We have one week to go in session and negotiations are rapidly reaching conclusion as we push to finish out work so we can get back to our families and our jobs.

This past week, my legislation to raise Virginia’s threshold between misdemeanors and felonies from $200 to $500 failed. Virginia’s threshold has not changed since 1981. Our existing system unnecessarily focuses police and prosecutors on minor crimes instead of violent crime while tainting thousands of Virginia’s suffering from depression or drug addiction with felony charges for life.
The House of Delegates passed my legislation requiring Dominion to provide better information on coal ash pollution, disaster preparedness, and recycling.

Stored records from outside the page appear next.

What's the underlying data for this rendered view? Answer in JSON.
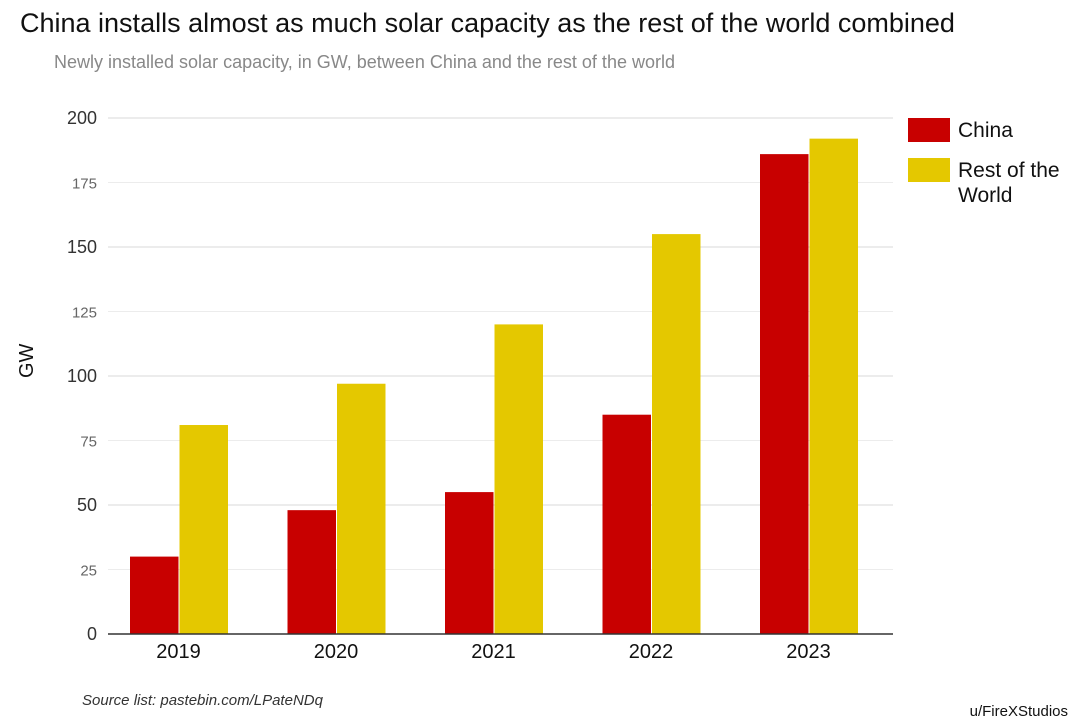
{
  "chart_data": {
    "type": "bar",
    "title": "China installs almost as much solar capacity as the rest of the world combined",
    "subtitle": "Newly installed solar capacity, in GW, between China and the rest of the world",
    "xlabel": "",
    "ylabel": "GW",
    "categories": [
      "2019",
      "2020",
      "2021",
      "2022",
      "2023"
    ],
    "ylim": [
      0,
      200
    ],
    "yticks": [
      0,
      25,
      50,
      75,
      100,
      125,
      150,
      175,
      200
    ],
    "grid": true,
    "legend_position": "right",
    "series": [
      {
        "name": "China",
        "color": "#c80000",
        "values": [
          30,
          48,
          55,
          85,
          186
        ]
      },
      {
        "name": "Rest of the World",
        "color": "#e4c800",
        "values": [
          81,
          97,
          120,
          155,
          192
        ]
      }
    ]
  },
  "footer": {
    "source": "Source list: pastebin.com/LPateNDq",
    "credit": "u/FireXStudios"
  }
}
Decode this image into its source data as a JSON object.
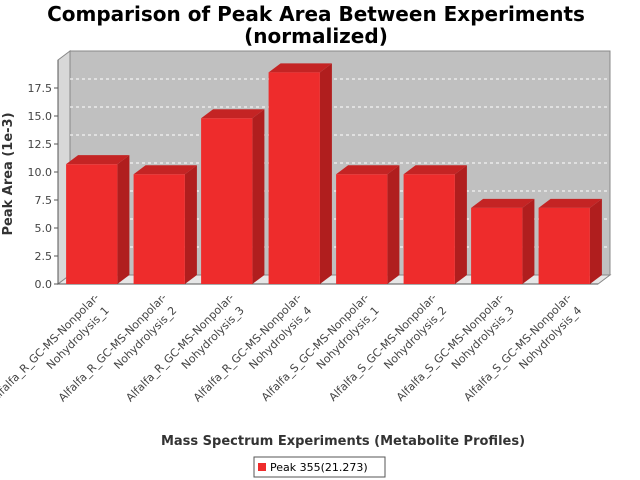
{
  "chart_data": {
    "type": "bar",
    "title_lines": [
      "Comparison of Peak Area Between Experiments",
      "(normalized)"
    ],
    "xlabel": "Mass Spectrum Experiments (Metabolite Profiles)",
    "ylabel": "Peak Area (1e-3)",
    "categories": [
      [
        "Alfalfa_R_GC-MS-Nonpolar-",
        "Nohydrolysis_1"
      ],
      [
        "Alfalfa_R_GC-MS-Nonpolar-",
        "Nohydrolysis_2"
      ],
      [
        "Alfalfa_R_GC-MS-Nonpolar-",
        "Nohydrolysis_3"
      ],
      [
        "Alfalfa_R_GC-MS-Nonpolar-",
        "Nohydrolysis_4"
      ],
      [
        "Alfalfa_S_GC-MS-Nonpolar-",
        "Nohydrolysis_1"
      ],
      [
        "Alfalfa_S_GC-MS-Nonpolar-",
        "Nohydrolysis_2"
      ],
      [
        "Alfalfa_S_GC-MS-Nonpolar-",
        "Nohydrolysis_3"
      ],
      [
        "Alfalfa_S_GC-MS-Nonpolar-",
        "Nohydrolysis_4"
      ]
    ],
    "series": [
      {
        "name": "Peak 355(21.273)",
        "color": "#ee2c2c",
        "values": [
          10.7,
          9.8,
          14.8,
          18.9,
          9.8,
          9.8,
          6.8,
          6.8
        ]
      }
    ],
    "ylim": [
      0,
      20
    ],
    "yticks": [
      "0.0",
      "2.5",
      "5.0",
      "7.5",
      "10.0",
      "12.5",
      "15.0",
      "17.5"
    ],
    "grid": true,
    "legend_position": "bottom",
    "colors": {
      "plot_background": "#c0c0c0",
      "bar": "#ee2c2c"
    }
  }
}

I am not happy that a permitting moratorium was removed, it is better than no bill at all and the Governor will also have a chance to amend the legislation.

The House is also poised to pass my legislation that would require the police to provide police records to next of kin in deaths involving suicide or unattended deaths. Some police departments refuse to provide this information. I think it will help families achieve closure and assure high quality policing.

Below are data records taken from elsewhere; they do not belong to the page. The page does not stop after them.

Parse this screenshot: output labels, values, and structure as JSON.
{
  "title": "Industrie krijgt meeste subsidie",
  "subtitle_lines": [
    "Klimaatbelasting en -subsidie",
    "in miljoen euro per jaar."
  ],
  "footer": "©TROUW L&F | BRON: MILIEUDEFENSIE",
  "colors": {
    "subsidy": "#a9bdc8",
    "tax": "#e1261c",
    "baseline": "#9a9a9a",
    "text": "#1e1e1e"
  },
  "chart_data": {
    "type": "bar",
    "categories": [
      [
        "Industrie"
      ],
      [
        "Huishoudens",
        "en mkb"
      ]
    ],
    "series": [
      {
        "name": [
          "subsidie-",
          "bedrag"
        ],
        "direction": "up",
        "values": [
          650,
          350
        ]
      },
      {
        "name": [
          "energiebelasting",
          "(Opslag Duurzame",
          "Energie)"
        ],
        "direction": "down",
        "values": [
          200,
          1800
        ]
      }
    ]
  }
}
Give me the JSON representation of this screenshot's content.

Two of my more significant bills have been referred for further study. As a part-time legislature, we frequently refer meritorious, but complex proposals to groups who meet outside of session that have better staff support, can take a deeper dive into policy choices, and provide a longer period for stakeholder vetting.

My legislation that would require school systems to purchase personal computing devices for all students expected to use electronic textbooks was sent to the Future of Public Elementary and Secondary Education Joint Committee. I am hopeful we will finally come up with some guidelines to make a personal digital device an essential learning tool in the Commonwealth.

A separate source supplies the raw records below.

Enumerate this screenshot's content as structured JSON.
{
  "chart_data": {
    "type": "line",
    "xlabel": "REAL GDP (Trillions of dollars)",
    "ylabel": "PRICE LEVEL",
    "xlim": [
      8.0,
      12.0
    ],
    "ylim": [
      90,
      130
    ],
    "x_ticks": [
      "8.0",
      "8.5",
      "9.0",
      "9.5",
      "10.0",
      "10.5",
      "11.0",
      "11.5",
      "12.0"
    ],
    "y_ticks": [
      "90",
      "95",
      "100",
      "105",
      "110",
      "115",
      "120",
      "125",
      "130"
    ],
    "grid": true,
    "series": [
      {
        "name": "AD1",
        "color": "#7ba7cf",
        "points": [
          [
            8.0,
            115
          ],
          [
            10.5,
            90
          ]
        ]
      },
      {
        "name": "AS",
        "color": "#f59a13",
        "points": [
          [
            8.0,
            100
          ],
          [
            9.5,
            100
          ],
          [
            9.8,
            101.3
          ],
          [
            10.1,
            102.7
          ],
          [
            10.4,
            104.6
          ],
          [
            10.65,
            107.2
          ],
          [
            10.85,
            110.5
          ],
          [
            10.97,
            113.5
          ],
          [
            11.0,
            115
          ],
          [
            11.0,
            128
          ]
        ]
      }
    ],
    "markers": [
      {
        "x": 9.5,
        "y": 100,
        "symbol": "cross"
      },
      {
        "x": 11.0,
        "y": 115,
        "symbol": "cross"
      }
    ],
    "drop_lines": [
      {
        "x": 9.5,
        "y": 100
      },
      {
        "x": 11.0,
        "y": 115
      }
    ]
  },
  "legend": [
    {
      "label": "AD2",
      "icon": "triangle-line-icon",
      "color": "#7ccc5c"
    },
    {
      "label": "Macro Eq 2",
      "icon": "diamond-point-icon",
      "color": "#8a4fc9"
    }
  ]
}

Also, my legislation requiring regulation of predatory internet lenders was sent to the Virginia’s Bureau of Financial Institutions who was directed to create a working group to propose a regulatory framework in 2018. Today, internet lenders are making loans in Virginia at rates north of 500%. For example, this week I went to www.cashnetusa.com and they are offering loans for $100, $300, or $1800 at a daily rate of 0.8192% or in other words – an APR of 299% before you include the 15% “transaction fee” on your initial loan. This means if you borrow $100 and make no payments you would owe $458.86 after one year before late fees. Others have seen rates as high as 5,000%. We need to get this under control.

This week, I also hope to be part of negotiating the final terms of my legislation placing controls on the City of Alexandria’s raw sewage discharges. The House passed similar legislation that takes a different approach. Also, about 10 more of my bills are set to pass the House of Delegates this week.

We will begin the process of packing up our office in preparation of moving to temporary office space for the next four years. The current General Assembly Building is an agglomeration of four asbestos-laden, leaky, and unreliable buildings with uncoordinated elevators and lousy accessibility. We will move down the hill for four years as “the GAB” is demolished and reconstructed through 2022.

Finally, I have received nearly 400 responses to my Constituent Survey. Please make sure you provide your opinions soon at www.scottsurovell.org/survey.

It is an honor to serve as your state senator.